Там сказался больным и тут же попал в соскучившиеся по заботе, умелые руки жены. А он и не сопротивлялся, вдруг исполнившись острой жалостью к себе. Безропотно принял какие-то новейшие желтые таблетки, закутался в принесенный ею плед и уселся подле электрического камина, обрамленного белым мраморным фасадом. Грел он действительно не хуже настоящего, но языки фальшивого пламени и угли, разукрашенные в багровый цвет множеством лампочек, выглядели такой противной глупостью, что Зимин выключил его, чтобы не злиться из-за ерунды.
Ирина вскоре уехала на открытие выставки, обещая звонить, а он бродил по комнатам, обставленным в обыкновенном для таких гостиниц буржуазном стиле – со множеством диванов, обтянутых полосатым штофным шелком, зеркал в громоздких рамах, пуфов на гнутых лакированных ножках, бронзовых разлапистых люстр и парчовых штор, перетянутых витыми шнурами с кистями вроде львиных.
Зимин постоял у окна, глядя на то, как из серых низких облаков льет дождь, покрывая стекла водяными струями, словно художник-абстракционист хаотичным рисунком. Растревожился, глядя на такую погоду, быстро влез в башмаки из желтой кожи на толстой, словно гусеницы танка, подошве, натянул свитер под горло, схватил гостиничный зонт, любимую свою куртку из мягкой, почти невесомой кожи и пошел в сторону дворца.
Зимина потрясло, как оказались похожи первая и последняя его выставки. То же серое низкое небо, тот же косой дождь и резкий ветер c Cены. И люди, которые, укрываясь под зонтами, так же терпеливо дожидались в длинных очередях своего времени для входа. Внутри они долго вытирали лица от капель дождя, привыкая к теплу помещения, стряхивали и сворачивали зонты, а уж потом поворачивались в сторону города. И это было вторым потрясением для него – разглядывая город, они надолго замирали на галерее, а лица у них становились сосредоточенными и какими-то умиротворенными. Это было прекрасно.

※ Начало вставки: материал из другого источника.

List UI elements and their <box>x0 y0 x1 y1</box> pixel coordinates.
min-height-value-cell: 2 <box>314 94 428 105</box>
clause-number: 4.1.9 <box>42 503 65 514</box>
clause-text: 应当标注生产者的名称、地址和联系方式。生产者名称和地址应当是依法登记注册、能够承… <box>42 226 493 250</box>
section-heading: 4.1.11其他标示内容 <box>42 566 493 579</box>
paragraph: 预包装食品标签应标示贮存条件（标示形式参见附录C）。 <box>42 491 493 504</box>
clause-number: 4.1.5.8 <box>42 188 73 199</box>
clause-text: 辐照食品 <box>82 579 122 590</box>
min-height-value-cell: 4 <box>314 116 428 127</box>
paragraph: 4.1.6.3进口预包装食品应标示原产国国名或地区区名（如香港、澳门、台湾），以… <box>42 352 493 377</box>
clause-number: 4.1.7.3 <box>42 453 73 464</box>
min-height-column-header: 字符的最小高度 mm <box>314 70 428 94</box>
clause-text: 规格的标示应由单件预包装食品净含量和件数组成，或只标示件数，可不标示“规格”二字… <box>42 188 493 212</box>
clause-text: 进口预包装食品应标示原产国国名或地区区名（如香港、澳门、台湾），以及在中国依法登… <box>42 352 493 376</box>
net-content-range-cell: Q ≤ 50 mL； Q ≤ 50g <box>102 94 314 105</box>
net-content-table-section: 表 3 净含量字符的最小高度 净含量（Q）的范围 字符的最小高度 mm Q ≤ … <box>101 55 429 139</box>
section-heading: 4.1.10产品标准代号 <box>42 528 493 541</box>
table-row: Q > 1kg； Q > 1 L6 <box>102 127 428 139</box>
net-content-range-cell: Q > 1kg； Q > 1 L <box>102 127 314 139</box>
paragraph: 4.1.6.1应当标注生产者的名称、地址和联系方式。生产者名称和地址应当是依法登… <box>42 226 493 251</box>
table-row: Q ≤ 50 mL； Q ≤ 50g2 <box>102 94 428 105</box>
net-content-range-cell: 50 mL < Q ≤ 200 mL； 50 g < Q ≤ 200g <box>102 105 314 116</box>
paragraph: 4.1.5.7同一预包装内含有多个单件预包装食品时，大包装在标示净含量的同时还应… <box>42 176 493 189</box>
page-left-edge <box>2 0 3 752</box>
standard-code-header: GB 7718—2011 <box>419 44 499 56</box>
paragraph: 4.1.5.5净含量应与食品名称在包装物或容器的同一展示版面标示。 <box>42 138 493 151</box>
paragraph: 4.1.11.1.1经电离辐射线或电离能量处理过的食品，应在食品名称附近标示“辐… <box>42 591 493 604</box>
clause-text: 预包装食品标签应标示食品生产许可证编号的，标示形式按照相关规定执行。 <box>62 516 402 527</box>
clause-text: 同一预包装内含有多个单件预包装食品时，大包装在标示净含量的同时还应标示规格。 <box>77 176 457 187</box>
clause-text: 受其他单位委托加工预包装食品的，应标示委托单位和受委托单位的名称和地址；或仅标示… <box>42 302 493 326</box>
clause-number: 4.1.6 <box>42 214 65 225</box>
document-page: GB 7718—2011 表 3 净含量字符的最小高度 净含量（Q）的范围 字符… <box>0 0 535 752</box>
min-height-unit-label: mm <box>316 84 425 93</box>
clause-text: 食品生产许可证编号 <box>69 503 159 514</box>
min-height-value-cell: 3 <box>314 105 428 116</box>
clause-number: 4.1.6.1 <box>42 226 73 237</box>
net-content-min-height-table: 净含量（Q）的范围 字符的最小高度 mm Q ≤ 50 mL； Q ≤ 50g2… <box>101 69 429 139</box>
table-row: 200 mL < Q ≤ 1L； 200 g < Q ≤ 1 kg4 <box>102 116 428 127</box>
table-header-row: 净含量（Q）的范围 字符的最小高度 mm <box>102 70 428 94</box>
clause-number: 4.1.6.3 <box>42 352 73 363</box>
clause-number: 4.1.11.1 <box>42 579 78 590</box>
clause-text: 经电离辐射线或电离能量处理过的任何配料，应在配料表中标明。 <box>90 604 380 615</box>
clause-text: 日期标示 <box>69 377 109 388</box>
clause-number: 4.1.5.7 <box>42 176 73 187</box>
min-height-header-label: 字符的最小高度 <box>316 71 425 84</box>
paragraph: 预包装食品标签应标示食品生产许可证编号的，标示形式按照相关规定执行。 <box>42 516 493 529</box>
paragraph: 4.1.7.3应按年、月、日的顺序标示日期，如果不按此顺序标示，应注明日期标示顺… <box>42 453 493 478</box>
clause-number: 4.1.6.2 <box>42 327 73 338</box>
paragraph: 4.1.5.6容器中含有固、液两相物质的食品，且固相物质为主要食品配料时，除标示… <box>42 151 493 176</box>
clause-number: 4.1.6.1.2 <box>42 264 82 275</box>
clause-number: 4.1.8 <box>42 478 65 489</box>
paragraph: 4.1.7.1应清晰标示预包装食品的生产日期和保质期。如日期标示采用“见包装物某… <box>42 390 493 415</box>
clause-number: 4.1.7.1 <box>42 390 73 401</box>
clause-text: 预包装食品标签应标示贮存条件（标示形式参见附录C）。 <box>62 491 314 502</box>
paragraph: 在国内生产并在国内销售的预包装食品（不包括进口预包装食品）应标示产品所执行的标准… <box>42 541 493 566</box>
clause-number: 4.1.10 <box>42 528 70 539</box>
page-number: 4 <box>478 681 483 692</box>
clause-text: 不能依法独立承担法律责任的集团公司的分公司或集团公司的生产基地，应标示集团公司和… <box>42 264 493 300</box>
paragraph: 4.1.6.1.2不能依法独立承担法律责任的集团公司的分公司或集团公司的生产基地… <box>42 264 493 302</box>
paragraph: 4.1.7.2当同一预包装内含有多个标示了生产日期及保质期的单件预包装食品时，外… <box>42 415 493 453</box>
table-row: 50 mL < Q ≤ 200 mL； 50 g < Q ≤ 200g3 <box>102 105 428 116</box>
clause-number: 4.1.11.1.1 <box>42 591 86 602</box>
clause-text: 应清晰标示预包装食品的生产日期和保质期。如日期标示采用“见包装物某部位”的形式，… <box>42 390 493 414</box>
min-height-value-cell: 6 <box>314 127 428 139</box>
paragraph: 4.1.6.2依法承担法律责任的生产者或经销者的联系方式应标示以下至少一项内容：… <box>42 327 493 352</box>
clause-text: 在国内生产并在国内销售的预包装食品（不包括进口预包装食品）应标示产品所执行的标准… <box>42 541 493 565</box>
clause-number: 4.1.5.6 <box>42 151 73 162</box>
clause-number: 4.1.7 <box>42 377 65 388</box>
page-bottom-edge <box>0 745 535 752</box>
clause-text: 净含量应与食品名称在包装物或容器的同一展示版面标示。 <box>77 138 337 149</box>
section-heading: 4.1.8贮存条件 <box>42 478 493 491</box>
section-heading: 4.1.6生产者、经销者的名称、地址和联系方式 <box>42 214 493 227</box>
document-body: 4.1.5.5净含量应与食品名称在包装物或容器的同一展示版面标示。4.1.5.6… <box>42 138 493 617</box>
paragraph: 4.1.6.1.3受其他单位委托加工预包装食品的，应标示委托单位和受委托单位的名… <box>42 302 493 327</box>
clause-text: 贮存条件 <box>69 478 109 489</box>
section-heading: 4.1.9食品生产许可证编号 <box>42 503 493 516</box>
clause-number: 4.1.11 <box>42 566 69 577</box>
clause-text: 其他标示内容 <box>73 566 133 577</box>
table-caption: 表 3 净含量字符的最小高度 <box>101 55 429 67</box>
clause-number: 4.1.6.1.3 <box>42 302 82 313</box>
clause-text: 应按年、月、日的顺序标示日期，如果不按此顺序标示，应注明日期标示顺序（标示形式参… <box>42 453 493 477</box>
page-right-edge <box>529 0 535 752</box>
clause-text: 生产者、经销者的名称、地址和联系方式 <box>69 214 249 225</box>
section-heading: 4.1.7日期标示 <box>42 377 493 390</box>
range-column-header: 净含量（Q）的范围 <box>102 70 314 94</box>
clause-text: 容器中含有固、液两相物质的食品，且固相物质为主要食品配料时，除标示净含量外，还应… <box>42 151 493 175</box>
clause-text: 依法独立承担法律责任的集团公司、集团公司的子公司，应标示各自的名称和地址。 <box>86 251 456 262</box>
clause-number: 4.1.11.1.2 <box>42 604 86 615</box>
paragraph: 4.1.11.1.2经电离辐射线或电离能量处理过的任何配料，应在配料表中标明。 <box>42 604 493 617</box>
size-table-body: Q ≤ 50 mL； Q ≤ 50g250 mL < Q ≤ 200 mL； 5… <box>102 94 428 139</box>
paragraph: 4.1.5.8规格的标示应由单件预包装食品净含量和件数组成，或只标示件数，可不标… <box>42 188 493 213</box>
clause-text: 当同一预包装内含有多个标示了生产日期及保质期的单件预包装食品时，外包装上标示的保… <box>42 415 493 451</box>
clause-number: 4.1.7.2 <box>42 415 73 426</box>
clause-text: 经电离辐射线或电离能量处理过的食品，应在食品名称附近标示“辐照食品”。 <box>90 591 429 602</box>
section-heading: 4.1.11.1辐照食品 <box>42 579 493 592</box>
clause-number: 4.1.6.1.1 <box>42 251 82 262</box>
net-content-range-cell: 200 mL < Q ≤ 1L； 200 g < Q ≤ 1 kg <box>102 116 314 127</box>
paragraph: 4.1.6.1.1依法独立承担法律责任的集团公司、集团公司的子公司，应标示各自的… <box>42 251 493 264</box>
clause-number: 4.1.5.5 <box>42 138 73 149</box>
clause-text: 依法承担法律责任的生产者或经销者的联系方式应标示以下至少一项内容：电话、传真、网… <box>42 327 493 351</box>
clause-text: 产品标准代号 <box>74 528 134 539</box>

Сверху было видно, как замечательно пирамидальный город вписался в потрясающее пространство Гранд-Пале. Зрители оказывались в чем-то вроде русской матрешки – иллюзия города внутри иллюзии здания и внутри еще большей иллюзии современной цивилизации.
Ирина, конечно, тут же появилась поблизости, но не подходила – боялась помешать. Телевизионщики, во главе с Кириллом, тоже оказались на диво деликатны, и Зимин смог смешаться с толпой и потеряться в ней.
Он очень трусил, но прошел вместе со зрителями весь город насквозь, несколько раз меняя направление.
Шел по белым, почти средневековой узости улочкам, округлость которых словно вела в бесконечность, которые все сужались до такой степени, что плечи идущих почти касались стен, а потом уходили туда, где висели тяжелые занавесы вместо дверей.
Люди на входе раздвигали занавес, ждали, пока глаза привыкнут к полумраку, осторожно пробирались в центр зала, где становились спиной друг к другу и смотрели. В этом чуть освещенном, застенном пространстве висели четыре огромные картины – по одной на каждую стену.
Что на этих картинах?
Может, воспоминания, потому что черное на них вытесняло другие цвета? Или наоборот – это цвет жизни проступал сквозь мрак времени яркими образами?
В соседнем белом пространстве, на стенах, как на экране, то там, то здесь всплывали образы из прошлого – все, что видели детство и молодость Зимина.